第19話 わくわく『ドリームランド』遊園地
王国各地では、ハーベスト領から広まった、手押しポンプの設置が進んでいるが、上下水道の整備は資金的に難しくて、長期計画となっている。
だが《杜のくまさん鉄道》の幹線の開通で、人や物の流通が飛躍的に拡大し、南北の農産物の取引や漁業の振興での水産物の流通が、商業の発展を促進し、そして王国の人々の生活を日々豊かなものへと変えている。

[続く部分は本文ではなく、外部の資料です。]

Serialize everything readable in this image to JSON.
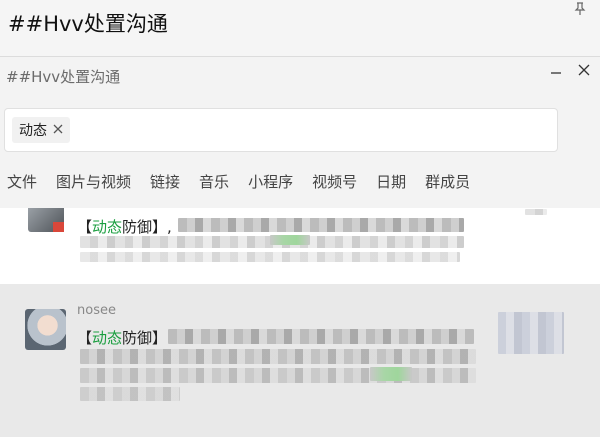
{
  "background_window": {
    "title": "##Hvv处置沟通",
    "pin_icon": "pin-icon"
  },
  "search_panel": {
    "title": "##Hvv处置沟通",
    "minimize_icon": "minimize-icon",
    "close_icon": "close-icon",
    "search": {
      "chip_label": "动态",
      "chip_remove_icon": "close-icon"
    },
    "tabs": [
      {
        "label": "文件"
      },
      {
        "label": "图片与视频"
      },
      {
        "label": "链接"
      },
      {
        "label": "音乐"
      },
      {
        "label": "小程序"
      },
      {
        "label": "视频号"
      },
      {
        "label": "日期"
      },
      {
        "label": "群成员"
      }
    ]
  },
  "results": [
    {
      "bracket_open": "【",
      "highlight": "动态",
      "rest": "防御】",
      "trail": ","
    },
    {
      "sender": "nosee",
      "bracket_open": "【",
      "highlight": "动态",
      "rest": "防御】"
    }
  ],
  "colors": {
    "highlight": "#1a9e3f",
    "selected_row": "#e9e9e9"
  }
}
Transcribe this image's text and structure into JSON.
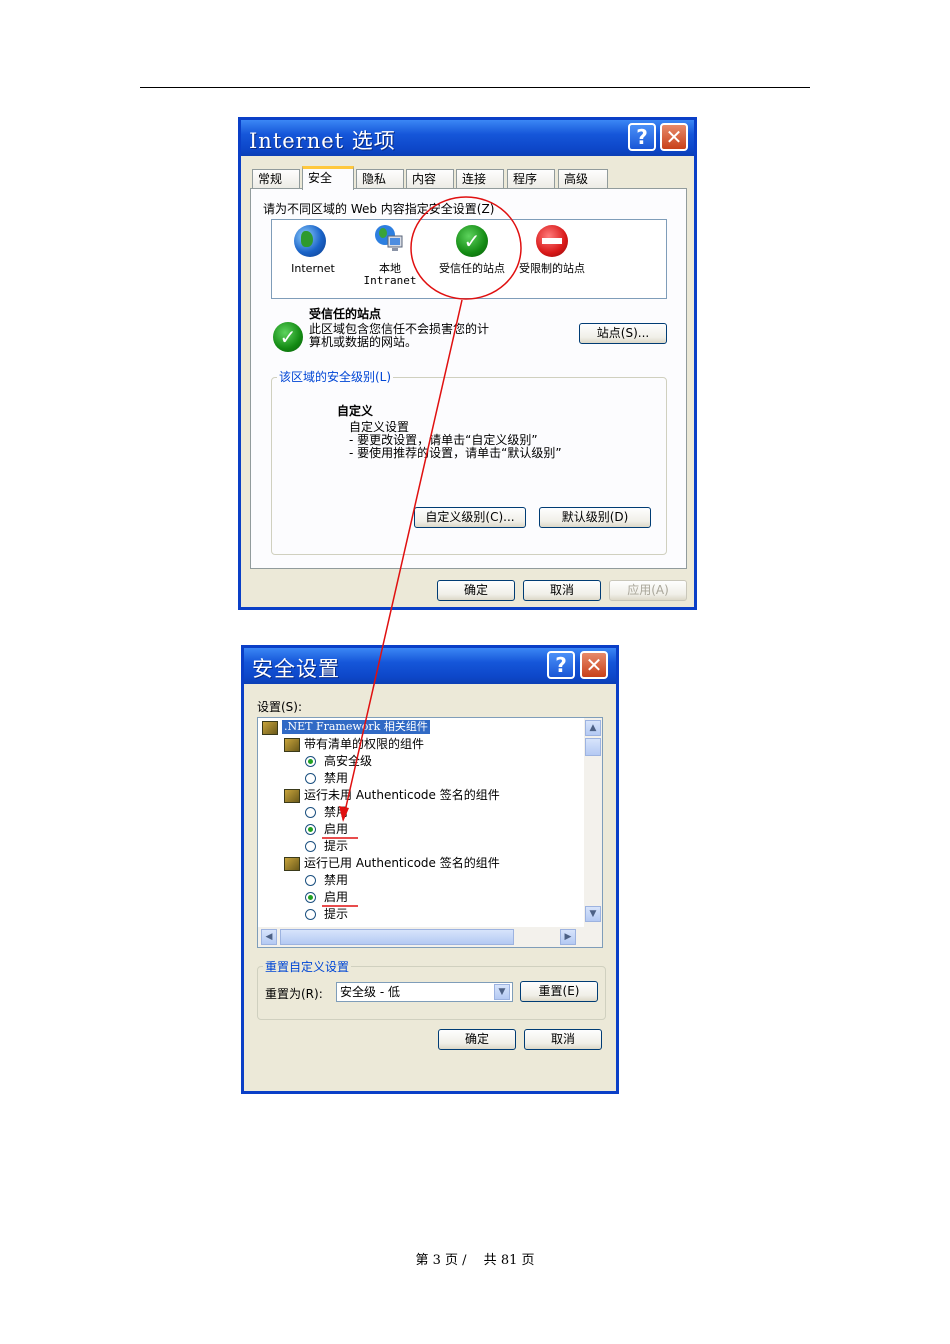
{
  "internet_options": {
    "title": "Internet 选项",
    "tabs": [
      "常规",
      "安全",
      "隐私",
      "内容",
      "连接",
      "程序",
      "高级"
    ],
    "zone_prompt": "请为不同区域的 Web 内容指定安全设置(Z)",
    "zones": [
      {
        "label": "Internet",
        "icon": "globe-icon"
      },
      {
        "label": "本地 Intranet",
        "icon": "local-intranet-icon"
      },
      {
        "label": "受信任的站点",
        "icon": "checkmark-icon"
      },
      {
        "label": "受限制的站点",
        "icon": "no-entry-icon"
      }
    ],
    "selected_zone_title": "受信任的站点",
    "selected_zone_desc_1": "此区域包含您信任不会损害您的计",
    "selected_zone_desc_2": "算机或数据的网站。",
    "sites_button": "站点(S)...",
    "security_level_label": "该区域的安全级别(L)",
    "level_title": "自定义",
    "level_line_1": "自定义设置",
    "level_line_2": "- 要更改设置，请单击“自定义级别”",
    "level_line_3": "- 要使用推荐的设置，请单击“默认级别”",
    "custom_level_button": "自定义级别(C)...",
    "default_level_button": "默认级别(D)",
    "ok_button": "确定",
    "cancel_button": "取消",
    "apply_button": "应用(A)"
  },
  "security_settings": {
    "title": "安全设置",
    "settings_label": "设置(S):",
    "tree": {
      "root": ".NET Framework 相关组件",
      "group_1": "带有清单的权限的组件",
      "group_1_options": [
        "高安全级",
        "禁用"
      ],
      "group_2": "运行未用 Authenticode 签名的组件",
      "group_2_options": [
        "禁用",
        "启用",
        "提示"
      ],
      "group_3": "运行已用 Authenticode 签名的组件",
      "group_3_options": [
        "禁用",
        "启用",
        "提示"
      ]
    },
    "reset_group_label": "重置自定义设置",
    "reset_to_label": "重置为(R):",
    "reset_to_value": "安全级 - 低",
    "reset_button": "重置(E)",
    "ok_button": "确定",
    "cancel_button": "取消"
  },
  "footer": {
    "page_label": "第 3 页 /　 共 81 页"
  },
  "colors": {
    "titlebar": "#0d47c9",
    "annotation": "#e01010",
    "dialog_bg": "#ece9d8"
  }
}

『だが足りないっ。人々を笑顔にするためにはもっと、何かが足りないのだっ ! ! 』
そこで俺は、子供から大人まで楽しめる娯楽施設、遊園地の建設を計画することにした。
《ウインランド王国領民手つなぎ 第三弾 『ワクワクドリームランド』計画》である。
建設地に選んだのはハーベスト領ブルータスの街と、ハバナの街の間のある『トテロの村』
距離的に駅を設けた場所だが、酪農農家以外何もない草原地帯である。
鍛冶ギルドで計画を話すと、にわかに職人達の目の色が変わった。
観覧車にジェットコースター、回転木馬にトロッコの列車、おとぎの国のお人形、あるいは動物達のメルヘンな城や建物、あとは皆さんのアイデア次第と言ったら、壮絶無比な駆け引きが始まった。
〘誰か何を創るか、〙である。各人の
もの造りの専門家でも、意外に夢のあるもの創りに飢えていたらしい。
結局、鍛冶ギルドの中で
孤児院の孤児の中でも、ミーシャはメルヘンをこよなく愛する少女だ。
コウジに助けられた時には、まだ4才だった彼女も4年経って、8才の年少組最年長に成長している。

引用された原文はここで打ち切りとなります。